2012 Hilary Weston Writers' Trust Prize for Nonfiction Finalist
Intolerable: A Memoir of Extremes
Harper Collins Publishers Ltd
Despite its light-hearted tone, this beguiling memoir tells an intensely emotional story of one family’s eroded dreams – a narrative that also brings to life six decades of turbulence in the Middle East. Born in Yemen, the youngest of eleven siblings, the author develops a taste for Western freedom during a few years spent in Cairo. But as violence in the Arab world grows, the family must move again, and the author faces a bitter choice: to stay with his family, and watch their lives diminish under a repressive regime, or to leave them behind for a new life in the West. His account of that journey is unembellished and heartbreaking.
About the Book
Kamal Al-Solaylee tells the dramatic story of the journey he and his family endured after colonial powers were overthrown in Yemen. Under the new nationalist socialist government, his father’s properties were taken over by the state and the family had little choice but to search elsewhere in the Middle East for a more peaceful life. Through touching memories, Al-Solaylee paints a picture of a colourful time in his family’s history, before the surrounding Muslim extremism begins to take effect.

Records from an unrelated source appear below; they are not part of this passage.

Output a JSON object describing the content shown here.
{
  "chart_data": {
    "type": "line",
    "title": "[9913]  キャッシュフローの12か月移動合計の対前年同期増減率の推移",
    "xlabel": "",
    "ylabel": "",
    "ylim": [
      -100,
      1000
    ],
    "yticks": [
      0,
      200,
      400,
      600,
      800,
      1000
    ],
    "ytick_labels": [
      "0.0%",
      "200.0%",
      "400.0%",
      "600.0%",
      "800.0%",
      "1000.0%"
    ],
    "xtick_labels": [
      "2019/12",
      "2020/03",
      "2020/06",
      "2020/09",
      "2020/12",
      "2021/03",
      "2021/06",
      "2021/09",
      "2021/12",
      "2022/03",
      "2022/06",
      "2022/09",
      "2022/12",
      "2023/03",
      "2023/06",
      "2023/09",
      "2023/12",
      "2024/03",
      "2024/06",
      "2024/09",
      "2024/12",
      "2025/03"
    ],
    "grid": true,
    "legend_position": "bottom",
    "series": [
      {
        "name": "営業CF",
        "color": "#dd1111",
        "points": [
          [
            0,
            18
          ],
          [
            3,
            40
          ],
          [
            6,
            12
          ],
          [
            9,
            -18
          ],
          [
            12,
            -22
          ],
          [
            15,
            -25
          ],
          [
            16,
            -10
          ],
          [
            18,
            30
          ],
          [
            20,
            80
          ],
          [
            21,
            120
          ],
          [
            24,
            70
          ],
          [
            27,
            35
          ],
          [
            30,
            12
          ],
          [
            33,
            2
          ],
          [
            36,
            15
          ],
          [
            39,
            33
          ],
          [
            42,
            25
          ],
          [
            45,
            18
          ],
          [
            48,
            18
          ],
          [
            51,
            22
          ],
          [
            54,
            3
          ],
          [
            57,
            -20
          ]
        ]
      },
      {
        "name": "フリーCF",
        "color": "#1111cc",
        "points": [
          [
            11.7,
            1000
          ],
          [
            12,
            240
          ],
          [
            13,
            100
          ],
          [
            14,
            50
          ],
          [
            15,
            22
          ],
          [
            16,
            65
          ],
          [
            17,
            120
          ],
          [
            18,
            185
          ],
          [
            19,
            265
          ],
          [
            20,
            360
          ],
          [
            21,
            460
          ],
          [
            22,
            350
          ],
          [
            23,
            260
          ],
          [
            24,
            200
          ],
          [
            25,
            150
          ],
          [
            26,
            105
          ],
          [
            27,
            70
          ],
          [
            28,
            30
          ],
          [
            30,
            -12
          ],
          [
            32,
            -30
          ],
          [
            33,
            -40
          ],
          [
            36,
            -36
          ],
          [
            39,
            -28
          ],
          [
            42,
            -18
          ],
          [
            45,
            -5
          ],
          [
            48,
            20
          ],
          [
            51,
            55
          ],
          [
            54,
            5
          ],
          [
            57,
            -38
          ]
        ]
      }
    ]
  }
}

Through the eyes of a man who felt he could only find true happiness in the West, the history of the region is presented as a devolution of local peace and freedoms.
About the Author
Kamal Al-Solaylee has a Ph.D. from the University of Nottingham and is an associate professor at Ryerson University’s School of Journalism. Previously, he was the national theatre critic for The Globe and Mail. He lives in Toronto.